It may no longer be named after the inventor of radio, but Montreal-based avionics specialist CMC Electronics is proud of its 108-year history in the field of communications and six decades in cockpit technology.

As far as the future is concerned, president Greg Yeldon is also content with the company's strategic course, which sees it tapping growth markets in emerging regions and the burgeoning retrofit market for ageing commercial and military types.

The one-time Canadian Marconi Company sees itself as nicely positioned, with revenues split equally between civil and military customers - "very effective in a cyclical business", says Yeldon - and roughly 60/40 between retrofit and original equipment.

Contracts range from refitting the cockpits on 23 Lockheed Martin C-130s for the Royal Saudi Arabian Air Force (RSAF), to supplying its avionics suite as original equipment on the Beechcraft T-6B trainer. It has also had success installing new flight management systems in Boeing 747 Classics and is turning its attention to Airbus A300s.

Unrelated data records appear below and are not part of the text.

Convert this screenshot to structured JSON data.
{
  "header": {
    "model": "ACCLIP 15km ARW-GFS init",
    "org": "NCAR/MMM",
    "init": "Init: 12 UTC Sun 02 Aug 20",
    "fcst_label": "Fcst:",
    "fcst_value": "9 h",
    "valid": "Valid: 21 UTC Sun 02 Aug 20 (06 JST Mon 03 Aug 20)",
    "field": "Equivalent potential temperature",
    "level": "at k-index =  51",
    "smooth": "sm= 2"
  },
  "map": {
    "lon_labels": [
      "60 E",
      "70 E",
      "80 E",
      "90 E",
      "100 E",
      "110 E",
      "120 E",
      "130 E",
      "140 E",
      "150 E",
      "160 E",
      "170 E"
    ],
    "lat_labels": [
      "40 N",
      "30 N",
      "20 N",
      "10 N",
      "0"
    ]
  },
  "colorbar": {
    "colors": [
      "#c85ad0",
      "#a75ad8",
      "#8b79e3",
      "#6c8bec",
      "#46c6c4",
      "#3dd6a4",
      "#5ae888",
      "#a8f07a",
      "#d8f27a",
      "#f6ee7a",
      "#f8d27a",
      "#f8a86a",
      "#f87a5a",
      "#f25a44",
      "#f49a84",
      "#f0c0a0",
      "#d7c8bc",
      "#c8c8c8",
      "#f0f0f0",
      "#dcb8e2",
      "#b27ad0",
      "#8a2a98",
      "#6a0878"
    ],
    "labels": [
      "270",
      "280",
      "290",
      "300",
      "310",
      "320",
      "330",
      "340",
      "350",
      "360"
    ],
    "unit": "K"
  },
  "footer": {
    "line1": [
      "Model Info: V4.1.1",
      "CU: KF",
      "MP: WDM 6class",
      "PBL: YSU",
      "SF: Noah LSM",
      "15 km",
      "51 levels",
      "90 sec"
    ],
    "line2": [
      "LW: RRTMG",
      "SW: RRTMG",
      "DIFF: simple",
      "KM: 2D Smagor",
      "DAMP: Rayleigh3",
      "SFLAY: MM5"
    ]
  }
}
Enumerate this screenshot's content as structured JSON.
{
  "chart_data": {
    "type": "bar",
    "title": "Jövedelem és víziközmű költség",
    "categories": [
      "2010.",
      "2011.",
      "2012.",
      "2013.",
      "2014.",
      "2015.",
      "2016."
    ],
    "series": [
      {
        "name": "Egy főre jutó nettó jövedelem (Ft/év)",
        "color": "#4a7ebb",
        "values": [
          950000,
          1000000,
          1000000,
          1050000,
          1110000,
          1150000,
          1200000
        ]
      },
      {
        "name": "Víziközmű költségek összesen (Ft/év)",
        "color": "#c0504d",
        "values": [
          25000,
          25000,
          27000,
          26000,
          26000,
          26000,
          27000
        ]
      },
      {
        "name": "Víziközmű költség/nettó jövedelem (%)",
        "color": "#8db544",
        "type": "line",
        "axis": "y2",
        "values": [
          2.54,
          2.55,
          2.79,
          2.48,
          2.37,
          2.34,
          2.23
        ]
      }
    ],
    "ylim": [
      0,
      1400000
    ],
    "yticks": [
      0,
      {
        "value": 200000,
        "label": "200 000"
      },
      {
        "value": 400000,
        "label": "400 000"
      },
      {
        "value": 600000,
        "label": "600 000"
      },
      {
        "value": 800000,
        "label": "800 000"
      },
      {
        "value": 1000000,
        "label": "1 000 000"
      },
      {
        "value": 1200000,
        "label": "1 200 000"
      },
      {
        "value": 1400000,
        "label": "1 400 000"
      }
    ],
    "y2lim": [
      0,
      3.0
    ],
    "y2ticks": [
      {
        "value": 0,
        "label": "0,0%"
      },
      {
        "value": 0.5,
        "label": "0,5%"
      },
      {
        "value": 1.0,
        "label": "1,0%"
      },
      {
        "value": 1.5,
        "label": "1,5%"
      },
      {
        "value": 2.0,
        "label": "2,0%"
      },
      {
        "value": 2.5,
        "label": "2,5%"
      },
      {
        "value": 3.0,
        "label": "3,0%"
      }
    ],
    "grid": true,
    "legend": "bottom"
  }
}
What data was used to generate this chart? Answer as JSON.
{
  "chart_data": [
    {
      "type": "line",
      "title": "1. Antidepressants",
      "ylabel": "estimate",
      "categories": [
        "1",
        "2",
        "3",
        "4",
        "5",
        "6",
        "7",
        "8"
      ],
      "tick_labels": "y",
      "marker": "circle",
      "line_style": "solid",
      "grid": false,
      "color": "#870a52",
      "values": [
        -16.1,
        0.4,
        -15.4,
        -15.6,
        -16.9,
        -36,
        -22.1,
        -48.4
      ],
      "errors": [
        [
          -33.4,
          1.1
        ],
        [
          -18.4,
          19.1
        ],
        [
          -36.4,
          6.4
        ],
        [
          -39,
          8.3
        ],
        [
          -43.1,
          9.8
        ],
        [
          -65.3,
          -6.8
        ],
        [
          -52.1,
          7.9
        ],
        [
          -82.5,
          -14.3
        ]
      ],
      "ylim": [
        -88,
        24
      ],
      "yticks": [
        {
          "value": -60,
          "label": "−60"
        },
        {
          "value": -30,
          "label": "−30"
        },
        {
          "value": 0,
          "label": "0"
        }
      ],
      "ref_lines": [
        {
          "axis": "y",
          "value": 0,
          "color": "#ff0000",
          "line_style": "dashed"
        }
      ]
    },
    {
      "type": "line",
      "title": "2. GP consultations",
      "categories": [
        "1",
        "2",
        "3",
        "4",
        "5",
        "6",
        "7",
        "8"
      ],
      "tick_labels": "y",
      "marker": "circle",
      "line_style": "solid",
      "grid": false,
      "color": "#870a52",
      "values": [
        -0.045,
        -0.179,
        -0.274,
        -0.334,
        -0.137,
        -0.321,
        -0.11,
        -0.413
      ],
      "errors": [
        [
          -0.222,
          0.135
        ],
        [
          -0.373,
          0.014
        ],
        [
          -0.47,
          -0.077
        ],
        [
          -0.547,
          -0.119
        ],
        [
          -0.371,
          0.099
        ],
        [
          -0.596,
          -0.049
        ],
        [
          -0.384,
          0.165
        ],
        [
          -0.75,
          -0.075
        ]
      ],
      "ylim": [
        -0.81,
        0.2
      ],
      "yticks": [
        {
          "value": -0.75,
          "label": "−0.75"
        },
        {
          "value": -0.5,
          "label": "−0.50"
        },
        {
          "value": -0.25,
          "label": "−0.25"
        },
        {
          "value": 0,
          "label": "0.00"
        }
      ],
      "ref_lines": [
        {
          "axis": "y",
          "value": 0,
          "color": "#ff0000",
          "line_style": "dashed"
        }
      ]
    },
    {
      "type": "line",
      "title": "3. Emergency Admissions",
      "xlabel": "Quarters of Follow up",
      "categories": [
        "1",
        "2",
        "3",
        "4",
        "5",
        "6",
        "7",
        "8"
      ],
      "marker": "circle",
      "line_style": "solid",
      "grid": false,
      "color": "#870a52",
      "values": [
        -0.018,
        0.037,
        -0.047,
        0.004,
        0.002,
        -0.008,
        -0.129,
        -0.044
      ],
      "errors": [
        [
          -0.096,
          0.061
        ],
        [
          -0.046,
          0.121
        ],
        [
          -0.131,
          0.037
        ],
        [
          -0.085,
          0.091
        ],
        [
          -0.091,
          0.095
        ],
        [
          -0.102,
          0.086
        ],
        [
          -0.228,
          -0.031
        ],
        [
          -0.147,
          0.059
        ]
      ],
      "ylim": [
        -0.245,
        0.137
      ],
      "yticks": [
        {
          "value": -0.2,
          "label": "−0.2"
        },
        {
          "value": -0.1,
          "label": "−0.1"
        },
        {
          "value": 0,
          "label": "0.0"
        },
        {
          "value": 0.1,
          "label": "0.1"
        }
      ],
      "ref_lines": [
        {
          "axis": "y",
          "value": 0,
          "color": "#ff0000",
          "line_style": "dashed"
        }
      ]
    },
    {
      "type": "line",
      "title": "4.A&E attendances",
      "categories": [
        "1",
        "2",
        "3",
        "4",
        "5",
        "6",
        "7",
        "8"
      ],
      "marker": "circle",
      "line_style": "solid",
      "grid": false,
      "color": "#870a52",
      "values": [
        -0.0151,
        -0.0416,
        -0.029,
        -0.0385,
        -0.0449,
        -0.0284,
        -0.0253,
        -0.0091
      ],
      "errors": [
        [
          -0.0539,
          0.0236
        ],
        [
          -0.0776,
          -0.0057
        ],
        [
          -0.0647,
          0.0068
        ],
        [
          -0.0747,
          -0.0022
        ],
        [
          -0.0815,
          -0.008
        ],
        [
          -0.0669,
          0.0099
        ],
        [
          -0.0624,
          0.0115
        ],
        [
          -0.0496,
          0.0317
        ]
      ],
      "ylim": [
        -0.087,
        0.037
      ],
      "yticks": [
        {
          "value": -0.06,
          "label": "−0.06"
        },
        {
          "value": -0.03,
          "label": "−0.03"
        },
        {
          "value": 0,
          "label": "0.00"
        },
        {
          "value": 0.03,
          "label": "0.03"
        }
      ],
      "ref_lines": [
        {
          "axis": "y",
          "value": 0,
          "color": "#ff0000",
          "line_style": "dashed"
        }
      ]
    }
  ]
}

"We have a lot going on, a lot of irons in the fire," says Yeldon, who joined the subsidiary of the US-based Esterline Corporation in 2009 and reorganised the company into two fields of activity: manufacturing its own cockpit products such as GPS navigation and enhanced vision systems, and integrating packages of its own and others' technology.

A "key discriminator" in CMC's approach when it comes to systems integration is that it has a neutral approach to the technology it uses, he says.

"We are very flexible in terms of our offering. We ask the customer what they want. It's the customer's solution, not ours. For instance, with the RSAF C-130s, 80% of the cockpit is made by other manufacturers. On the other hand, with the T-6s, 80% of the content is ours," says Yeldon.

P38A300-DHL
©Flightglobalimages.com 
A300 cockpit retrofits are an opportunity

Niche areas

There are opportunities in the domestic defence markets of Canada and the USA - CMC has facilities in Chicago, as well as Montreal and Ottawa. These include the US T-X advanced trainer requirement, where likely bidders Alenia Aermacchi, BAE Systems and Korea Aerospace Industries will need to install local content. However, much of CMC's potential lies in more niche areas: new military markets and in general aviation. "We are expanding our reach into Russia, Brazil, China and India," says Yeldon.

Last year Esterline, which bought CMC from its private equity owners in 2007, acquired the licence to use SmartDeck integrated cockpit technology from L-3. Yeldon says it will allow CMC to "leverage into the higher end of Part 23 [general aviation aircraft] such as King Airs. There are plenty of aircraft out there with life left in the airframes but opportunities to update the cockpits," he says.